Tsunami waves hit northeastern Japan after quake

TOKYO — Tsunami waves of over 3 feet hit northeastern Japan on Tuesday after a magnitude-7.4 earthquake rocked the region, the same hit by a 2011 quake and tsunami that caused a nuclear meltdown at Fukushima power plant.

Waves of up to 4 feet hit Sendai port in northeastern Japan at 8:05 a.m., broadcaster NHK reported, citing the Meteorological Agency.

The quake prompted the agency to issue a tsunami warning in the prefectures of Miyagi and Fukushima for waves of up to 10 feet.

Authorities urged residents in the coastal areas of the region to move to higher ground.

Waves of up to 3 feet were recorded in the prefecture of Fukushima, one hour after the quake, the agency said.

Up to 2 feet of tsunamis were also observed in the prefectures of Ibaraki, Iwate and Chiba, it said.

In March 2011, a magnitude-9 quake and resulting tsunami struck the same region, claiming the lives of about 18,500 people and causing Japan’s worst nuclear accident at the Fukushima Daiichi Nuclear Power Station.

No abnormalities had been detected at the plant Tuesday, broadcaster NHK reported, citing the operator Tokyo Electric Power.

However, the quake brought a fuel cooling system to a halt at Reactor 3 at Fukushima Daini Nuclear Power Station, 6 miles south of the Daiichi plant, though there were no risks of radiation leak, regulators said. The plant’s reactors have been suspended.

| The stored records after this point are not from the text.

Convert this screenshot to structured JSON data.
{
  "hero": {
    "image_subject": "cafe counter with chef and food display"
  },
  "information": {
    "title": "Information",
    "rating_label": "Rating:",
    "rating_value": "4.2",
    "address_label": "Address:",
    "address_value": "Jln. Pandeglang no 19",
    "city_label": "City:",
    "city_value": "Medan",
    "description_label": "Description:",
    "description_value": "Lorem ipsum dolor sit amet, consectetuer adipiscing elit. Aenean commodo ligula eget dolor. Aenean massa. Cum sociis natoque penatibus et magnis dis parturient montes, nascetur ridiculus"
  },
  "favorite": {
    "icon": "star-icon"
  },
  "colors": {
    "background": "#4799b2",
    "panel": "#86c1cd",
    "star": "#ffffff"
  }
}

The government has not otherwise received any reports of major damage from the region, Chief Cabinet Secretary Yoshihide Suga told a news conference.

The quake struck at 5:59 a.m. local time and was centered off Fukushima, at a depth of 15 { miles, the Meteorological Agency said, revising the depth from an earlier estimation of 6 miles.

The quake has also been revised up to magnitude 7.4, from a preliminary reading of 7.3, according to the agency.

The quake shook buildings in Tokyo, about 150 miles southwest of Fukushima.

Earthquake- and volcano-prone Japan sits at the convergence of four tectonic plates.